The Revised Cardiac Risk Index was less accurate in predicting cardiac events after vascular noncardiac surgery (pooled AUC 0.64, 95% CI 0.61 to 0.68; seven studies). A moderate statistical heterogeneity (I2=29%) was observed in the pooled outcome. When evaluating the predictive accuracy of the Revised Cardiac Risk Index for classifying patients as low-risk versus intermediate to high-risk, it had a sensitivity of 0.70 (95% CI 0.53 to 0.82), a specificity of 0.55 (95% CI 0.45 to 0.66), a positive likelihood ratio of 1.56 (95% CI 1.42 to 1.73) and a negative likelihood ratio of 0.55 (95% CI 0.40 to 0.76).

Sensitivity analyses did not materially affect the results. The authors reported that pooling of AUCs from the total 18 studies was not performed due to high statistical heterogeneity (I2=82%). The random-effects metaregression showed that only the variable of surgery type (vascular noncardiac versus mixed noncardiac) significantly accounted for this heterogeneity (p=0.01).

Perioperative all-cause mortality (six studies, n=668,708):

The Revised Cardiac Risk Index was less accurate in predicting all-cause mortality (median AUC of 0.62, range from 0.54 to 0.78). A pooled AUC was not performed due to high statistical heterogeneity (I2=95%).

Authors' conclusions

The Revised Cardiac Risk Index demonstrated moderate performance in discriminating between patients at low risk versus high risk for cardiac events after mixed noncardiac surgery; it was less accurate in predicting death or major cardiac events after vascular noncardiac surgery.

CRD commentary

This review's inclusion criteria were clear. Several relevant databases were searched. Efforts were made to find published and unpublished studies without language restriction, thereby minimising the possibility of publication and language biases. Sufficient attempts have been taken to minimise the errors and biases in the review process. Relevant criteria were used to examine the study quality. Statistical heterogeneity was assessed and appropriate methods were used to pool the results. This review was generally well conducted and the authors' conclusions reflected the evidence presented. As the authors acknowledged, a degree of caution might be required in interpreting these conclusions in light of the low methodological quality of most of the included studies.

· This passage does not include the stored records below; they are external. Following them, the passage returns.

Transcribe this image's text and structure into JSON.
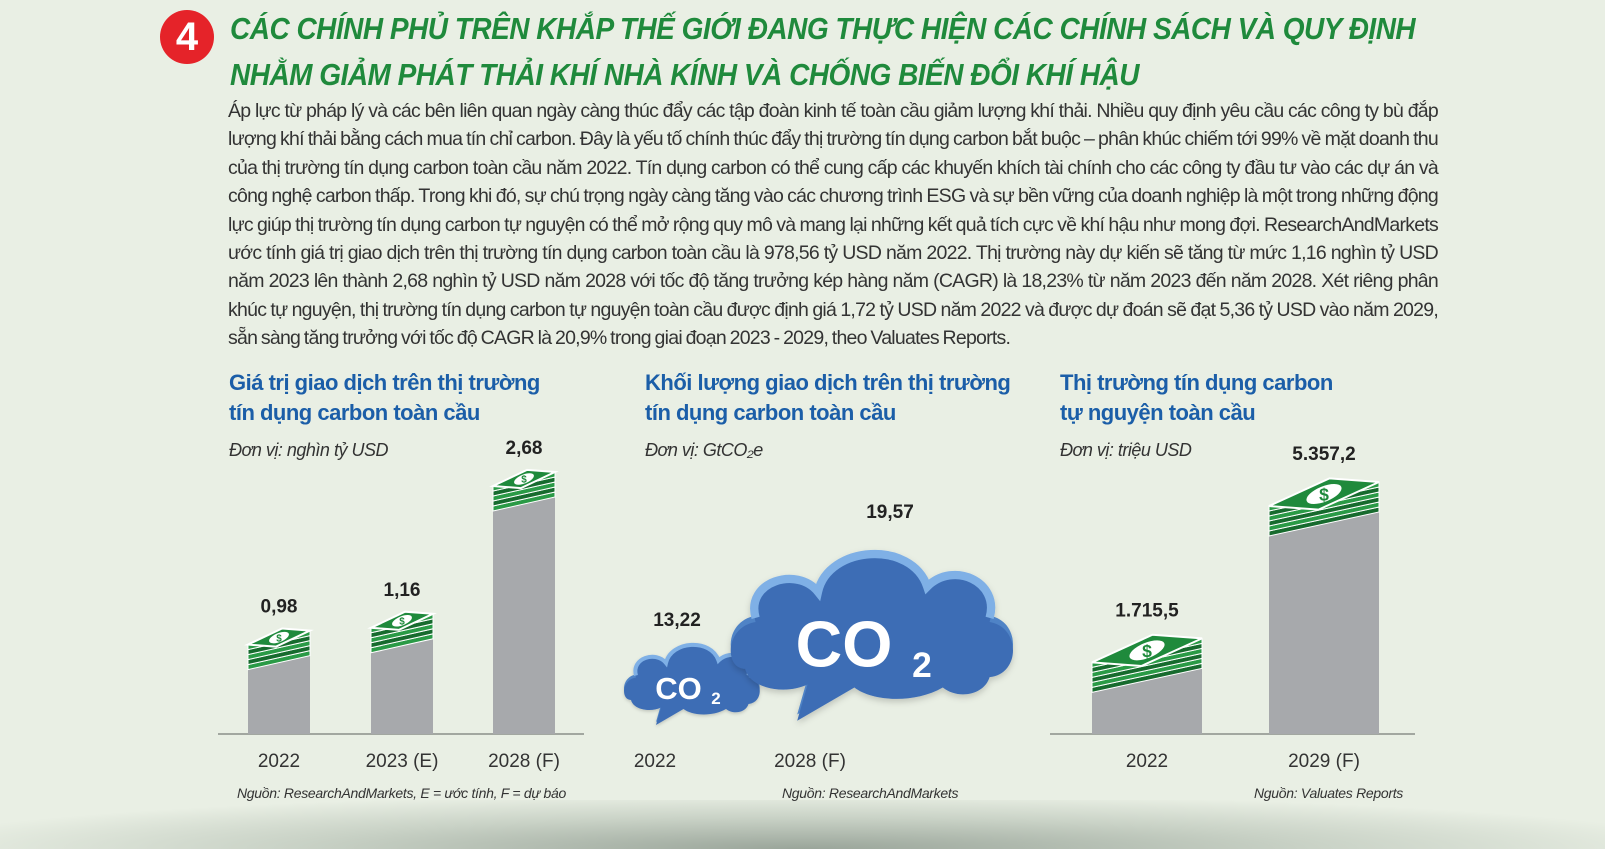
{
  "section": {
    "number": "4",
    "title_lines": [
      "CÁC CHÍNH PHỦ TRÊN KHẮP THẾ GIỚI ĐANG THỰC HIỆN CÁC CHÍNH SÁCH VÀ QUY ĐỊNH",
      "NHẰM GIẢM PHÁT THẢI KHÍ NHÀ KÍNH VÀ CHỐNG BIẾN ĐỔI KHÍ HẬU"
    ],
    "body": "Áp lực từ pháp lý và các bên liên quan ngày càng thúc đẩy các tập đoàn kinh tế toàn cầu giảm lượng khí thải. Nhiều quy định yêu cầu các công ty bù đắp lượng khí thải bằng cách mua tín chỉ carbon. Đây là yếu tố chính thúc đẩy thị trường tín dụng carbon bắt buộc – phân khúc chiếm tới 99% về mặt doanh thu của thị trường tín dụng carbon toàn cầu năm 2022. Tín dụng carbon có thể cung cấp các khuyến khích tài chính cho các công ty đầu tư vào các dự án và công nghệ carbon thấp. Trong khi đó, sự chú trọng ngày càng tăng vào các chương trình ESG và sự bền vững của doanh nghiệp là một trong những động lực giúp thị trường tín dụng carbon tự nguyện có thể mở rộng quy mô và mang lại những kết quả tích cực về khí hậu như mong đợi. ResearchAndMarkets ước tính giá trị giao dịch trên thị trường tín dụng carbon toàn cầu là 978,56 tỷ USD năm 2022. Thị trường này dự kiến sẽ tăng từ mức 1,16 nghìn tỷ USD năm 2023 lên thành 2,68 nghìn tỷ USD năm 2028 với tốc độ tăng trưởng kép hàng năm (CAGR) là 18,23% từ năm 2023 đến năm 2028. Xét riêng phân khúc tự nguyện, thị trường tín dụng carbon tự nguyện toàn cầu được định giá 1,72 tỷ USD năm 2022 và được dự đoán sẽ đạt 5,36 tỷ USD vào năm 2029, sẵn sàng tăng trưởng với tốc độ CAGR là 20,9% trong giai đoạn 2023 - 2029, theo Valuates Reports."
  },
  "colors": {
    "headline": "#1f8a3c",
    "badge": "#e52329",
    "panel_title": "#1b5ea8",
    "bar": "#a7a9ac",
    "money": "#1f8a3c",
    "cloud": "#3d6db5"
  },
  "chart_data": [
    {
      "type": "bar",
      "title_lines": [
        "Giá trị giao dịch trên thị trường",
        "tín dụng carbon toàn cầu"
      ],
      "unit": "Đơn vị: nghìn tỷ USD",
      "categories": [
        "2022",
        "2023 (E)",
        "2028 (F)"
      ],
      "values": [
        0.98,
        1.16,
        2.68
      ],
      "value_labels": [
        "0,98",
        "1,16",
        "2,68"
      ],
      "source": "Nguồn: ResearchAndMarkets, E = ước tính, F = dự báo",
      "icon": "money-stack-icon"
    },
    {
      "type": "bar",
      "title_lines": [
        "Khối lượng giao dịch trên thị trường",
        "tín dụng carbon toàn cầu"
      ],
      "unit": "Đơn vị: GtCO₂e",
      "categories": [
        "2022",
        "2028 (F)"
      ],
      "values": [
        13.22,
        19.57
      ],
      "value_labels": [
        "13,22",
        "19,57"
      ],
      "source": "Nguồn: ResearchAndMarkets",
      "icon": "co2-cloud-icon",
      "co2_main": "CO",
      "co2_sub": "2"
    },
    {
      "type": "bar",
      "title_lines": [
        "Thị trường tín dụng carbon",
        "tự nguyện toàn cầu"
      ],
      "unit": "Đơn vị: triệu USD",
      "categories": [
        "2022",
        "2029 (F)"
      ],
      "values": [
        1715.5,
        5357.2
      ],
      "value_labels": [
        "1.715,5",
        "5.357,2"
      ],
      "source": "Nguồn: Valuates Reports",
      "icon": "money-stack-icon"
    }
  ]
}
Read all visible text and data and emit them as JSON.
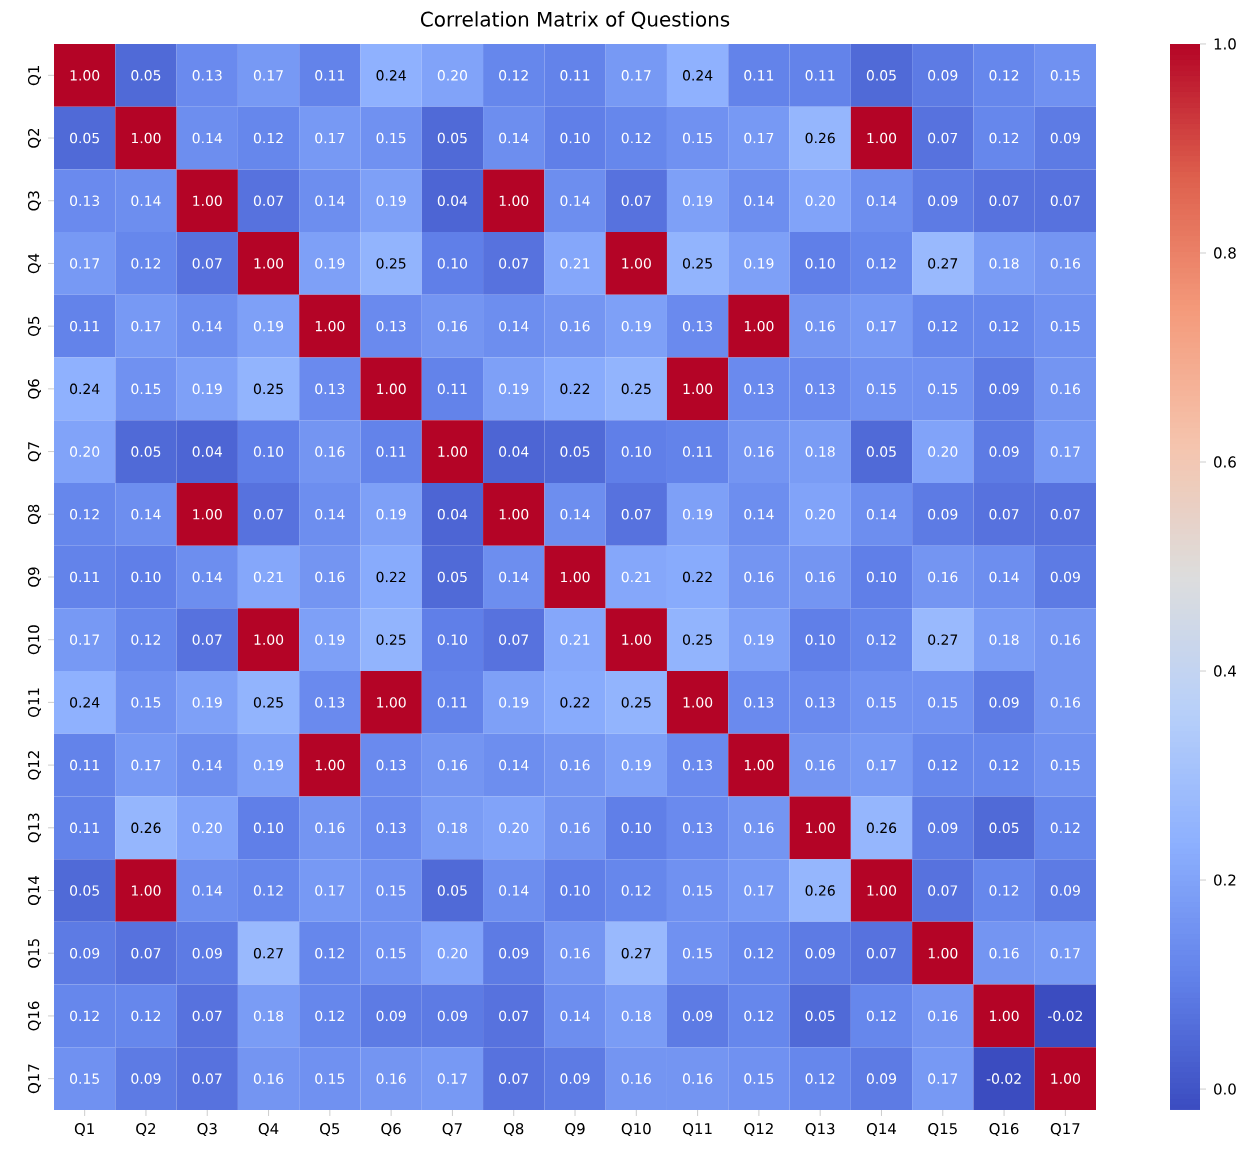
{
  "chart_data": {
    "type": "heatmap",
    "title": "Correlation Matrix of Questions",
    "categories": [
      "Q1",
      "Q2",
      "Q3",
      "Q4",
      "Q5",
      "Q6",
      "Q7",
      "Q8",
      "Q9",
      "Q10",
      "Q11",
      "Q12",
      "Q13",
      "Q14",
      "Q15",
      "Q16",
      "Q17"
    ],
    "y_categories": [
      "Q1",
      "Q2",
      "Q3",
      "Q4",
      "Q5",
      "Q6",
      "Q7",
      "Q8",
      "Q9",
      "Q10",
      "Q11",
      "Q12",
      "Q13",
      "Q14",
      "Q15",
      "Q16",
      "Q17"
    ],
    "cells": [
      [
        1.0,
        0.05,
        0.13,
        0.17,
        0.11,
        0.24,
        0.2,
        0.12,
        0.11,
        0.17,
        0.24,
        0.11,
        0.11,
        0.05,
        0.09,
        0.12,
        0.15
      ],
      [
        0.05,
        1.0,
        0.14,
        0.12,
        0.17,
        0.15,
        0.05,
        0.14,
        0.1,
        0.12,
        0.15,
        0.17,
        0.26,
        1.0,
        0.07,
        0.12,
        0.09
      ],
      [
        0.13,
        0.14,
        1.0,
        0.07,
        0.14,
        0.19,
        0.04,
        1.0,
        0.14,
        0.07,
        0.19,
        0.14,
        0.2,
        0.14,
        0.09,
        0.07,
        0.07
      ],
      [
        0.17,
        0.12,
        0.07,
        1.0,
        0.19,
        0.25,
        0.1,
        0.07,
        0.21,
        1.0,
        0.25,
        0.19,
        0.1,
        0.12,
        0.27,
        0.18,
        0.16
      ],
      [
        0.11,
        0.17,
        0.14,
        0.19,
        1.0,
        0.13,
        0.16,
        0.14,
        0.16,
        0.19,
        0.13,
        1.0,
        0.16,
        0.17,
        0.12,
        0.12,
        0.15
      ],
      [
        0.24,
        0.15,
        0.19,
        0.25,
        0.13,
        1.0,
        0.11,
        0.19,
        0.22,
        0.25,
        1.0,
        0.13,
        0.13,
        0.15,
        0.15,
        0.09,
        0.16
      ],
      [
        0.2,
        0.05,
        0.04,
        0.1,
        0.16,
        0.11,
        1.0,
        0.04,
        0.05,
        0.1,
        0.11,
        0.16,
        0.18,
        0.05,
        0.2,
        0.09,
        0.17
      ],
      [
        0.12,
        0.14,
        1.0,
        0.07,
        0.14,
        0.19,
        0.04,
        1.0,
        0.14,
        0.07,
        0.19,
        0.14,
        0.2,
        0.14,
        0.09,
        0.07,
        0.07
      ],
      [
        0.11,
        0.1,
        0.14,
        0.21,
        0.16,
        0.22,
        0.05,
        0.14,
        1.0,
        0.21,
        0.22,
        0.16,
        0.16,
        0.1,
        0.16,
        0.14,
        0.09
      ],
      [
        0.17,
        0.12,
        0.07,
        1.0,
        0.19,
        0.25,
        0.1,
        0.07,
        0.21,
        1.0,
        0.25,
        0.19,
        0.1,
        0.12,
        0.27,
        0.18,
        0.16
      ],
      [
        0.24,
        0.15,
        0.19,
        0.25,
        0.13,
        1.0,
        0.11,
        0.19,
        0.22,
        0.25,
        1.0,
        0.13,
        0.13,
        0.15,
        0.15,
        0.09,
        0.16
      ],
      [
        0.11,
        0.17,
        0.14,
        0.19,
        1.0,
        0.13,
        0.16,
        0.14,
        0.16,
        0.19,
        0.13,
        1.0,
        0.16,
        0.17,
        0.12,
        0.12,
        0.15
      ],
      [
        0.11,
        0.26,
        0.2,
        0.1,
        0.16,
        0.13,
        0.18,
        0.2,
        0.16,
        0.1,
        0.13,
        0.16,
        1.0,
        0.26,
        0.09,
        0.05,
        0.12
      ],
      [
        0.05,
        1.0,
        0.14,
        0.12,
        0.17,
        0.15,
        0.05,
        0.14,
        0.1,
        0.12,
        0.15,
        0.17,
        0.26,
        1.0,
        0.07,
        0.12,
        0.09
      ],
      [
        0.09,
        0.07,
        0.09,
        0.27,
        0.12,
        0.15,
        0.2,
        0.09,
        0.16,
        0.27,
        0.15,
        0.12,
        0.09,
        0.07,
        1.0,
        0.16,
        0.17
      ],
      [
        0.12,
        0.12,
        0.07,
        0.18,
        0.12,
        0.09,
        0.09,
        0.07,
        0.14,
        0.18,
        0.09,
        0.12,
        0.05,
        0.12,
        0.16,
        1.0,
        -0.02
      ],
      [
        0.15,
        0.09,
        0.07,
        0.16,
        0.15,
        0.16,
        0.17,
        0.07,
        0.09,
        0.16,
        0.16,
        0.15,
        0.12,
        0.09,
        0.17,
        -0.02,
        1.0
      ]
    ],
    "cell_labels": [
      [
        "1.00",
        "0.05",
        "0.13",
        "0.17",
        "0.11",
        "0.24",
        "0.20",
        "0.12",
        "0.11",
        "0.17",
        "0.24",
        "0.11",
        "0.11",
        "0.05",
        "0.09",
        "0.12",
        "0.15"
      ],
      [
        "0.05",
        "1.00",
        "0.14",
        "0.12",
        "0.17",
        "0.15",
        "0.05",
        "0.14",
        "0.10",
        "0.12",
        "0.15",
        "0.17",
        "0.26",
        "1.00",
        "0.07",
        "0.12",
        "0.09"
      ],
      [
        "0.13",
        "0.14",
        "1.00",
        "0.07",
        "0.14",
        "0.19",
        "0.04",
        "1.00",
        "0.14",
        "0.07",
        "0.19",
        "0.14",
        "0.20",
        "0.14",
        "0.09",
        "0.07",
        "0.07"
      ],
      [
        "0.17",
        "0.12",
        "0.07",
        "1.00",
        "0.19",
        "0.25",
        "0.10",
        "0.07",
        "0.21",
        "1.00",
        "0.25",
        "0.19",
        "0.10",
        "0.12",
        "0.27",
        "0.18",
        "0.16"
      ],
      [
        "0.11",
        "0.17",
        "0.14",
        "0.19",
        "1.00",
        "0.13",
        "0.16",
        "0.14",
        "0.16",
        "0.19",
        "0.13",
        "1.00",
        "0.16",
        "0.17",
        "0.12",
        "0.12",
        "0.15"
      ],
      [
        "0.24",
        "0.15",
        "0.19",
        "0.25",
        "0.13",
        "1.00",
        "0.11",
        "0.19",
        "0.22",
        "0.25",
        "1.00",
        "0.13",
        "0.13",
        "0.15",
        "0.15",
        "0.09",
        "0.16"
      ],
      [
        "0.20",
        "0.05",
        "0.04",
        "0.10",
        "0.16",
        "0.11",
        "1.00",
        "0.04",
        "0.05",
        "0.10",
        "0.11",
        "0.16",
        "0.18",
        "0.05",
        "0.20",
        "0.09",
        "0.17"
      ],
      [
        "0.12",
        "0.14",
        "1.00",
        "0.07",
        "0.14",
        "0.19",
        "0.04",
        "1.00",
        "0.14",
        "0.07",
        "0.19",
        "0.14",
        "0.20",
        "0.14",
        "0.09",
        "0.07",
        "0.07"
      ],
      [
        "0.11",
        "0.10",
        "0.14",
        "0.21",
        "0.16",
        "0.22",
        "0.05",
        "0.14",
        "1.00",
        "0.21",
        "0.22",
        "0.16",
        "0.16",
        "0.10",
        "0.16",
        "0.14",
        "0.09"
      ],
      [
        "0.17",
        "0.12",
        "0.07",
        "1.00",
        "0.19",
        "0.25",
        "0.10",
        "0.07",
        "0.21",
        "1.00",
        "0.25",
        "0.19",
        "0.10",
        "0.12",
        "0.27",
        "0.18",
        "0.16"
      ],
      [
        "0.24",
        "0.15",
        "0.19",
        "0.25",
        "0.13",
        "1.00",
        "0.11",
        "0.19",
        "0.22",
        "0.25",
        "1.00",
        "0.13",
        "0.13",
        "0.15",
        "0.15",
        "0.09",
        "0.16"
      ],
      [
        "0.11",
        "0.17",
        "0.14",
        "0.19",
        "1.00",
        "0.13",
        "0.16",
        "0.14",
        "0.16",
        "0.19",
        "0.13",
        "1.00",
        "0.16",
        "0.17",
        "0.12",
        "0.12",
        "0.15"
      ],
      [
        "0.11",
        "0.26",
        "0.20",
        "0.10",
        "0.16",
        "0.13",
        "0.18",
        "0.20",
        "0.16",
        "0.10",
        "0.13",
        "0.16",
        "1.00",
        "0.26",
        "0.09",
        "0.05",
        "0.12"
      ],
      [
        "0.05",
        "1.00",
        "0.14",
        "0.12",
        "0.17",
        "0.15",
        "0.05",
        "0.14",
        "0.10",
        "0.12",
        "0.15",
        "0.17",
        "0.26",
        "1.00",
        "0.07",
        "0.12",
        "0.09"
      ],
      [
        "0.09",
        "0.07",
        "0.09",
        "0.27",
        "0.12",
        "0.15",
        "0.20",
        "0.09",
        "0.16",
        "0.27",
        "0.15",
        "0.12",
        "0.09",
        "0.07",
        "1.00",
        "0.16",
        "0.17"
      ],
      [
        "0.12",
        "0.12",
        "0.07",
        "0.18",
        "0.12",
        "0.09",
        "0.09",
        "0.07",
        "0.14",
        "0.18",
        "0.09",
        "0.12",
        "0.05",
        "0.12",
        "0.16",
        "1.00",
        "-0.02"
      ],
      [
        "0.15",
        "0.09",
        "0.07",
        "0.16",
        "0.15",
        "0.16",
        "0.17",
        "0.07",
        "0.09",
        "0.16",
        "0.16",
        "0.15",
        "0.12",
        "0.09",
        "0.17",
        "-0.02",
        "1.00"
      ]
    ],
    "clim": [
      -0.02,
      1.0
    ],
    "cticks": [
      {
        "value": 0,
        "label": "0.0"
      },
      {
        "value": 0.2,
        "label": "0.2"
      },
      {
        "value": 0.4,
        "label": "0.4"
      },
      {
        "value": 0.6,
        "label": "0.6"
      },
      {
        "value": 0.8,
        "label": "0.8"
      },
      {
        "value": 1.0,
        "label": "1.0"
      }
    ]
  }
}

Implications of the review for practice and research

Practice: The authors stated that it is reasonable for clinicians to use the Revised Cardiac Risk Index to discriminate between patients at low risk versus high risk for perioperative cardiac complications after mixed noncardiac surgery.

Research: The authors stated that high-quality studies were required to evaluate the Revised Cardiac Risk Index for predicting perioperative cardiac risk. Future studies should also investigate whether an alternative index of combining the ease of use of the Revised Cardiac Risk Index with improved predictive accuracy can be developed. Future studies should not use the AUC alone to measure the predictive performance of these indices. Future studies should use more consistent definitions of perioperative cardiac complications and measure a broad range of performance measures (such as calibration and risk stratification capacity) of the indices.

Funding

None stated.

Bibliographic details

Ford MK, Beattie S, Wijeysundera DN. Systematic review: prediction of perioperative cardiac complications and mortality by the revised cardiac risk index. Annals of Internal Medicine 2010; 152(1): 26-35. [PubMed: 20048269]

Indexing Status

Subject indexing assigned by NLM

MeSH

Cause of Death; Heart Arrest /epidemiology /mortality; Humans; Myocardial Infarction /epidemiology /mortality; Postoperative Complications /epidemiology; Risk Assessment /methods; Risk Factors; Vascular Surgical Procedures

AccessionNumber

12010000307

Database entry date

20/01/2010

Record Status

This is a critical abstract of a systematic review that meets the criteria for inclusion on DARE. Each critical abstract contains a brief summary of the review methods, results and conclusions followed by a detailed critical assessment on the reliability of the review and the conclusions drawn.

CRD has determined that this article meets the DARE scientific quality criteria for a systematic review.